Savage Worlds has a cool mechanic that makes tracking wounds very simple — you use miniatures and have Extras be up/down/off-the-table. Wild Cards (boss creatures) have a soak and wound tracking mechanic just like player characters. It is amazingly elegant at enabling large set-piece battles. However, taking time to soak wounds (spend a benny, roll Vigor, fail, spend another benny, roll again,…) takes time. It also takes time to deal out shaken / wound tokens. Less of an issue in small combats, but in larger combat or with multiple Wild Cards you’ll start feeling the delay.

Variable Dice

A small thing maybe, but games with Polyhedral dice take longer than games like Traveller which uses all-d6’s. In games with variable dice types, it takes a few seconds to pick out what dice to use for damage. If a game uses Polyhedral dice, but at least standardizes the key dice rolls (d20 for all checks and attacks in D&D, d100 for all checks and attacks in BRP), it will be faster.

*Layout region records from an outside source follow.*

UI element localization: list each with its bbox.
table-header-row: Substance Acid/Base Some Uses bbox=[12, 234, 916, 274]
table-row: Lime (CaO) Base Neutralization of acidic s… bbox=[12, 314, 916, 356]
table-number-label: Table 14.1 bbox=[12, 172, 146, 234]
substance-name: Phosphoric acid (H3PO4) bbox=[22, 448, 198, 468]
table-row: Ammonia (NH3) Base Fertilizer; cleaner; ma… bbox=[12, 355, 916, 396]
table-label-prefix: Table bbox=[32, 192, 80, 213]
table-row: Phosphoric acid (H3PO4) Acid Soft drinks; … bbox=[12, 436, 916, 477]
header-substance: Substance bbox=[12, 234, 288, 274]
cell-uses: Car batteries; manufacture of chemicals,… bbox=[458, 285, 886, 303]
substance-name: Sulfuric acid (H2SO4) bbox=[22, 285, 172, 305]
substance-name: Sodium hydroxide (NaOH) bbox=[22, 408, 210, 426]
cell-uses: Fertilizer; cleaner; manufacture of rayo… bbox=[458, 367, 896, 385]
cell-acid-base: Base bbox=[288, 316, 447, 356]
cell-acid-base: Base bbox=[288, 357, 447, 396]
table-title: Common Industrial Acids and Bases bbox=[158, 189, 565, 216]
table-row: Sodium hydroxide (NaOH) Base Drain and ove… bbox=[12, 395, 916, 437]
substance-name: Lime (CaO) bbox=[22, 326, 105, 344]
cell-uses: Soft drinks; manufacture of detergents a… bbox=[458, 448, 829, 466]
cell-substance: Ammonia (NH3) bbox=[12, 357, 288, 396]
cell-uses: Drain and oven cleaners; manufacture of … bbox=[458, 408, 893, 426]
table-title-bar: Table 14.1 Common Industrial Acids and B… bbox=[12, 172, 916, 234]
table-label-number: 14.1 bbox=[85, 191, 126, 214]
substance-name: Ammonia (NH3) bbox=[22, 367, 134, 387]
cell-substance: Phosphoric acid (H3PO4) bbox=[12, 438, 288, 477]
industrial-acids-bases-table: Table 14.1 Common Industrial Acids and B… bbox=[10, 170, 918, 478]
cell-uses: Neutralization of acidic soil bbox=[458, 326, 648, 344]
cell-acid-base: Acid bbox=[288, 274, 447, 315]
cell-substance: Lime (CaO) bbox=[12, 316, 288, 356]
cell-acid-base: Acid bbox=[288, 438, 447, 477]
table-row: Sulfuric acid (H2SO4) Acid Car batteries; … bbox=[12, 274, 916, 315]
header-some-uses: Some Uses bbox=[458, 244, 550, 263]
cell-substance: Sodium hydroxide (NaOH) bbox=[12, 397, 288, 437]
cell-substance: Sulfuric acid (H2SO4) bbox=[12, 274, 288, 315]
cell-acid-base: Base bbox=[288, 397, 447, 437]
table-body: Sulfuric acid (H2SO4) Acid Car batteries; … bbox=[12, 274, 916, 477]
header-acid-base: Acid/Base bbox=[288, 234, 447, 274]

Savage Worlds by contrast potentially uses different dice for each check (if you have a d8 in Vigor but a d4 in Agility you’re selecting different dice as the GM calls for different checks).

Exploding Dice & Raises

I’m a big fan of the energy that exploding dice (also called ‘Acing’) which Savage Worlds uses. However, it does take time to tally up the rolls and do the extra math of division to calculate raises.

Extra Rolls

In Savage Worlds there are lots of extra dice rolls (running means another die roll, damage dice exploding means more dice rolled, a wild dice in addition to Trait die needs a separate roll to evaluate with a separate explosion). I like rolling dice, but with more die rolls comes more time spent.

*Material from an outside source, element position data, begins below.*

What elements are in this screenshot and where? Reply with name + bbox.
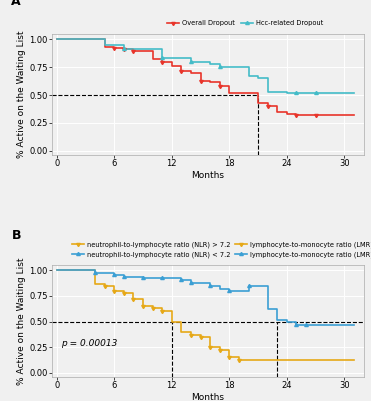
Y-axis label: % Active on the Waiting List: % Active on the Waiting List [17, 31, 26, 158]
X-axis label: Months: Months [191, 171, 224, 180]
Legend: neutrophil-to-lymphocyte ratio (NLR) > 7.2, neutrophil-to-lymphocyte ratio (NLR): neutrophil-to-lymphocyte ratio (NLR) > 7… [69, 239, 371, 260]
Legend: Overall Dropout, Hcc-related Dropout: Overall Dropout, Hcc-related Dropout [164, 17, 326, 28]
Y-axis label: % Active on the Waiting List: % Active on the Waiting List [17, 257, 26, 385]
Text: p = 0.00013: p = 0.00013 [61, 339, 118, 348]
Text: A: A [12, 0, 21, 8]
Text: B: B [12, 229, 21, 242]
X-axis label: Months: Months [191, 393, 224, 401]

Rules Debates / Complex rules

The more rules that are in a game, the more confusion and debate will result. Pathfinder is likely the biggest rules-lawyering-debate system I’ve played. Even Savage Worlds isn’t immune to rules discussions. The simpler the game, the fewer rules debates, the faster it plays.

Other Factors

There are some other techniques which I’ve considered which effect game play but lesser so combat time.

Theater of the Mind and Miniatures

Running abstract (or narrative) combat without minis is something I love. It takes time to draw maps. But once the map is on the table, I don’t find having minis and counting squares to be too much of a time sink. Pathfinder is a bit of an exception, with the math you have to do for diagonal movement. That being said, counting squares does take a little time. 13th Age solves for this to some extent with its Engaged/Near/Far mechanics that is akin to Fate zones which still allow minis but dumps the counting of squares.

Minion & Mob Rules

Some games have minion (1 hit and they’re out) and mob (pooled hit points) rules. I’ve found this help logistics so that the gamemaster has less bookkeeping, but they don’t actually make combat go faster or slower. Some ways that people track Hit Points, like adding a die counter next to a miniature to track hit points lost, can slow things down a tad.

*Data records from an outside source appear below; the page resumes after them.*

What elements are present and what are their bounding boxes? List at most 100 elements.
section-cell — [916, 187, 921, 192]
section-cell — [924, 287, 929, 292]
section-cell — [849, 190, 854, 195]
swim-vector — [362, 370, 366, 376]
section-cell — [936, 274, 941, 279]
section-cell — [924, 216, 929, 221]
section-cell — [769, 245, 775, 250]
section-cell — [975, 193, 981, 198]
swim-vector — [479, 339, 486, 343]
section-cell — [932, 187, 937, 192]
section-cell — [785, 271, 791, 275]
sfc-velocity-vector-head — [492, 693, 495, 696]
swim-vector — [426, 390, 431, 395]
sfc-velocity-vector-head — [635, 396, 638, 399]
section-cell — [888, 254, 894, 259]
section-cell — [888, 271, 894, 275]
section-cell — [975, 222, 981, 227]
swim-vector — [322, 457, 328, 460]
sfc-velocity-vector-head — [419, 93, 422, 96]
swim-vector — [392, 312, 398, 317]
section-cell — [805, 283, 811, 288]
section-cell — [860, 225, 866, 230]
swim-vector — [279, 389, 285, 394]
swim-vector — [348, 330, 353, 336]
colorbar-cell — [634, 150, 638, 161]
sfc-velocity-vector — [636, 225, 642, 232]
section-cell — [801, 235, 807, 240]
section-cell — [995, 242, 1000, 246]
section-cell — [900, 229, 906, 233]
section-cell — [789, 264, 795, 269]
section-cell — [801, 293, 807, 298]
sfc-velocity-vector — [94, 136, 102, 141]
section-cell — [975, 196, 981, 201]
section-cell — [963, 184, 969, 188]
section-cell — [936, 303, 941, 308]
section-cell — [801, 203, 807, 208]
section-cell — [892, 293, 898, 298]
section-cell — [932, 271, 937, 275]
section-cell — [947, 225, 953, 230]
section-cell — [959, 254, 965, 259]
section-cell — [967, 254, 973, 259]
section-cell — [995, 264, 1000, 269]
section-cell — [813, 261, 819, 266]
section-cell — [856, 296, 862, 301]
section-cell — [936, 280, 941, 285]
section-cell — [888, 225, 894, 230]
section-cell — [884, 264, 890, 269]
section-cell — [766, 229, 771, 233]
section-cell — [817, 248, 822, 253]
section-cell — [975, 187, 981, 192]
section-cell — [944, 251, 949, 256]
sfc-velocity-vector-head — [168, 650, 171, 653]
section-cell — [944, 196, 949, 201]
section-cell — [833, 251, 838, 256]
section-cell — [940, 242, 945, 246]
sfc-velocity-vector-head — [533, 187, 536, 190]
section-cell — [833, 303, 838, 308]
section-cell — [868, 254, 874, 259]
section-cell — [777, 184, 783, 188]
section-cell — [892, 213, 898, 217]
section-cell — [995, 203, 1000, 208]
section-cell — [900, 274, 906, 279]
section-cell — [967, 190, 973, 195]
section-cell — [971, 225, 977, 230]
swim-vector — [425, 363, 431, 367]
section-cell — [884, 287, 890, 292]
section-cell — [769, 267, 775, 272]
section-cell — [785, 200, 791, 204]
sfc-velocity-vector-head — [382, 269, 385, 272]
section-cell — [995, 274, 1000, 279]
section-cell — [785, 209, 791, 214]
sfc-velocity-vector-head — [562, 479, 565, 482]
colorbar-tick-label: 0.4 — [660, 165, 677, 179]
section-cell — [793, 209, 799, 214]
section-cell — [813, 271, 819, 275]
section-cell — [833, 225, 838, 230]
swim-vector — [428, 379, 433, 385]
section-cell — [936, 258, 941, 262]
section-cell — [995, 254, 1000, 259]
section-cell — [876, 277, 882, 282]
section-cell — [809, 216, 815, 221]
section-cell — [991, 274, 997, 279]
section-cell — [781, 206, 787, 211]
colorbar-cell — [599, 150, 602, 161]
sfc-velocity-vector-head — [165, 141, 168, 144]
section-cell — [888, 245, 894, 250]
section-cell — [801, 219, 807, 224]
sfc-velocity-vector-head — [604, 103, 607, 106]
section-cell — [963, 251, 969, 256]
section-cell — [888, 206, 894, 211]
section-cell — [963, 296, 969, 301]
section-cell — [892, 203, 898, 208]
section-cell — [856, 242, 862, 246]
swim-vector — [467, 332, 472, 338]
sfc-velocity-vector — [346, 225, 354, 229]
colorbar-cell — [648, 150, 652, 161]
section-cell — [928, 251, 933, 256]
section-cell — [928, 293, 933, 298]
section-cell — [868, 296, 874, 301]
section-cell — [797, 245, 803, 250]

I would like to see a more quantitative analysis done of combat speed between different popular rules systems so that people can understand what systems are truly fast or slow, and what can be done to speed up combat.

I would say that many modern games like Fate and Savage Worlds are not actually faster than many hit point based traditional systems. Slow combat speed is not necessarily a drawback — some would say a long Fate RPG combat is cool and desirable. It all depends on what you want in a game.

But if your players are stacking dice during combat due to 30 minutes or more elapsing between their turns, you might want to revisit your rules system. There are fast games that are still cinematic. Perhaps the best story-game is one where you breeze past combat and keep the narrative flowing!